A bio-active (Iive aerobic bacteria) holding tank treatment, such as our own “K.O.”, works with the aerobic bacteria in sewage, eliminating odor, completely emulsifying solids and paper and preventing sludge from forming.  Enzymes do little if anything—a brief respite from odor immediately after adding them, then odor begins to build again.  Chemical products mask odor with another odor and they kill not only odor-causing anaerobic bacteria, but beneficial aerobic bacteria as well—not good, because the aerobic bacteria are needed in the system to break down and emulsify solids and paper.  Otherwise, they only break UP and dissolve them into little tiny particles that settle to the bottom of the tank, along with chemical residue, to become sludge that turns to concrete.  Chemicals, unlike bio-active products, are also unwelcome in landside sewage treatment facilities and are especially unappreciated by those living and working near them!

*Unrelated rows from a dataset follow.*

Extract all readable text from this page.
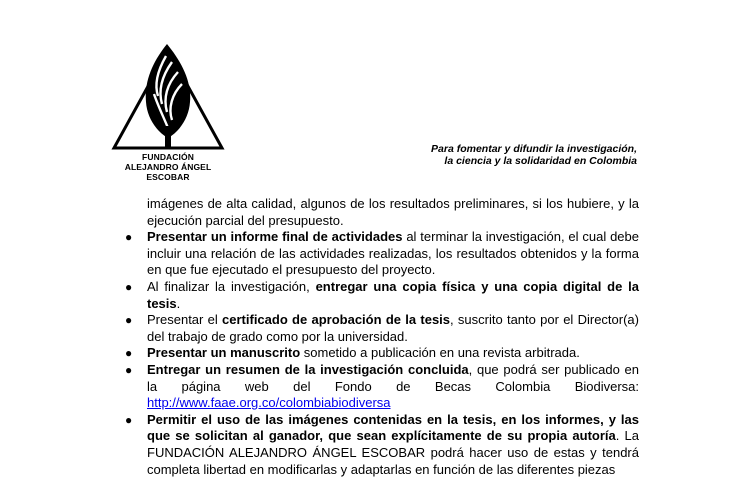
FUNDACIÓN
ALEJANDRO ÁNGEL ESCOBAR
Para fomentar y difundir la investigación,
la ciencia y la solidaridad en Colombia

imágenes de alta calidad, algunos de los resultados preliminares, si los hubiere, y la ejecución parcial del presupuesto.

● Presentar un informe final de actividades al terminar la investigación, el cual debe incluir una relación de las actividades realizadas, los resultados obtenidos y la forma en que fue ejecutado el presupuesto del proyecto.
● Al finalizar la investigación, entregar una copia física y una copia digital de la tesis.
● Presentar el certificado de aprobación de la tesis, suscrito tanto por el Director(a) del trabajo de grado como por la universidad.
● Presentar un manuscrito sometido a publicación en una revista arbitrada.
● Entregar un resumen de la investigación concluida, que podrá ser publicado en la página web del Fondo de Becas Colombia Biodiversa: http://www.faae.org.co/colombiabiodiversa
● Permitir el uso de las imágenes contenidas en la tesis, en los informes, y las que se solicitan al ganador, que sean explícitamente de su propia autoría. La FUNDACIÓN ALEJANDRO ÁNGEL ESCOBAR podrá hacer uso de estas y tendrá completa libertad en modificarlas y adaptarlas en función de las diferentes piezas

The bacteria in sewage produce a variety of sulfur monoxides and dioxides (which are the malodorous gasses), methane—which has no odor but is flammable—and carbon dioxide, which also has no odor but creates the environment in which the aerobic bacteria cannot function but allows the anaerobic bacteria to thrive.  Carbon dioxide does not rise or fall, it is ambient—like the atmosphere, but heavier than air.  Without a sufficient flow of fresh air through the tank to allow it to dissipate, it simply lies like a blanket on top of any pool of sewage (whether inside hose or a holding tank) and builds, suffocating the aerobic bacteria and creating the perfect environment for the anaerobic bacteria to take over.  The system literally “turns septic” and the result: a stinking boat…or at least foul gasses out the vent line every time the head is flushed.

Importance of Discharge Hoses in Marine Holding Tanks

To prevent this, let’s start with the head:  the discharge hose, no matter whether it goes overboard, to a Type I or II MSD, or to a holding tank, should be installed, if at all possible, with no sags or low places where sewage can stand. When a marine head is not flushed sufficiently to clear the hose of sewage and rinse the hose behind the sewage, that sewage sits in low spots in the hose or bits of it cling to the walls of the hose—getting no air, allowing the anaerobic bacteria to thrive and produce their stinking gasses.  If sewage stands in a low spot which gets no air in hose which is susceptible to a high rate of water absorption, it will permeate the hose.  This is what has given rise to the myth that the “wrong” hose causes odor. Therefore, it’s important to flush your head thoroughly enough to clear the entire hose of sewage and rinse behind it.  And when you leave your boat to go home, flush the head thoroughly one last time, this time with fresh water.  Until marine holding tanks came along, the hose was the source of most odor, but incomplete flushing was the real cause.